Sünnetteki uygulamayı önemsememek ya da şu veya bu gerekçe ile değiştirmeye kalkmak, tek kelime ile itaatsizliktir. Onun da anlamı, - ibn Mes'ud'un açıkça belirttiği gibi felaketle sonuçlanacak bir yola girmek demektir. Bunun böyle olduğu, kitaplarımıza intikal etmiş örneklerde de görülmektedir. Mesela Buharî'nin kaydettiğine göre, Mekke döneminde Ka'be çevresinde bulunuyorken Necm sûresindeki secde ayetini okumuş olması sebebiyle Hz Peygamber ve mü'minlerin secde ettiklerini gören ve "bana bu yeter" diyerek yerden aldığı bir avuç çakıl taşını veya toprağı oturduğu yerde alnına koyan yaşlı bir kişi, neticede kafir olduğu halde öldürülmüştür.(5)
Yine Hz.

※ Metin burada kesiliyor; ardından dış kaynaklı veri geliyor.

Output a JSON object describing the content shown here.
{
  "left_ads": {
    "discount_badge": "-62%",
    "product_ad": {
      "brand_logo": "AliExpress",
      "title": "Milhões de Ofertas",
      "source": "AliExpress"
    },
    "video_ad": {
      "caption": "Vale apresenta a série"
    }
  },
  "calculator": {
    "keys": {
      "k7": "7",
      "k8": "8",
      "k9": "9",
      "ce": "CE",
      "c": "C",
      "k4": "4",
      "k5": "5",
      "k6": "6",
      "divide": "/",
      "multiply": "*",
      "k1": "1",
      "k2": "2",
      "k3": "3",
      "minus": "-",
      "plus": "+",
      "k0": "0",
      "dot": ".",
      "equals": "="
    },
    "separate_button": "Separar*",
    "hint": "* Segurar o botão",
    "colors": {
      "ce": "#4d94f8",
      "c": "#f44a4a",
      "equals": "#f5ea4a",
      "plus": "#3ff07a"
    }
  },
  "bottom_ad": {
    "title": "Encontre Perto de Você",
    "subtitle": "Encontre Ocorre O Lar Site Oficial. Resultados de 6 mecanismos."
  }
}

Peygamber’in, "Sağ elinle ye!" uyarısına, kibirlenerek "yiyemiyorum" diye cevap veren Busr İbni Ra'i'l-ayr'a, Efendimiz’in, "yiyemezsin tabiî" demesi sonucunda Busr'un sağ elini bir daha ağzına götüremediği bilinmektedir .(6)
Güneş doğduktan sonra, -bir rivayete göre ise batmak üzere iken nafile namaz kılmaya kalkışan bir başka Müslüman ikaz edilince; "Ne yani, Allah'ın bana, namaz kıldığım için azab edeceğini mi söylemek istiyorsun? diye mantıklı görünen bir cevap vermiştir. Ancak ikazı yapan tabiûn neslinin ileri gelen alimlerinden Said İbni'l-Museyyeb, bu defa ona hiç beklemediği çok çarpıcı bir cevapla mukabele etmiş ve dolayısıyla Müslümanlarca asla ihmal edilmemesi gereken bir gerçeği hatırlatmıştır: "Allah sana namaz kıldığın için değil, sünnete uymadığın için azab eder!"(7)
Aynı şekilde Abdullah İbni Ömer radıyallahu anhuma da kendisine yöneltilen sefer namazı île ilgili soruyu cevaplandırırken " seferde namaz iki rekattır. Kim sünnete muhalefet ederse, küfre girer”(8) demiş ve sünnetteki uygulamanın Müslümanların hayatı için arzettiği önemi açık seçik dile getirmiştir.
Bu ve benzeri daha bir çok olay, yazımızın başına aldığımız Abdullah İbni Mes’ud radıyallahu anh'ın: "Peygamberinizin sünnetini terkederseniz, sapıttınız gitti demektir" sözünün ne kadar doğru ve gerçek olduğunu göstermektedir.
Öte yandan Kadı İyaz merhumun belirttiğine göre " Peygamber mü'minlere öz canlarından önde gelir.." ayeti(9) bazı müfessirlerce "Peygamber'in sünnetine uymak, kendi görüşüyle amel etmekten önceliklidir" diye yorumlanmıştır.(10)
KALİTELİ MÜSLÜMAN OLMANIN YOLU
Buraya kadar yaptığımız nakillerden anlaşılmaktadır ki, gerek fikrî gerekse amelî sahada sünnet'i önde tutmak ve dini Sünnet'e göre yaşamak, kaliteli müslüman olmanın biricik yoludur. Aksi halde iddia ne olursa olsun, bid'atleri din olarak yaşamak ve ciddî bir biçimde bid'atlerin saptırıcılığına kurban gitmek tehlikesi bulunmaktadır. Zührî'nin dediği gibi"sünnete sarılmak kurtuluştur." Nitekim Peygamber Efendimiz de "Kim benim sünnetimi benimseyip yaşarsa bendendir" buyurur. (11)
Yazımızı, Urve b. Zübeyr'in sözüyle bitirelim,
"Sünnetlere, aman sünnetlere dikkat ediniz. Zira sünnetler, dinin kıvamıdır!"(12)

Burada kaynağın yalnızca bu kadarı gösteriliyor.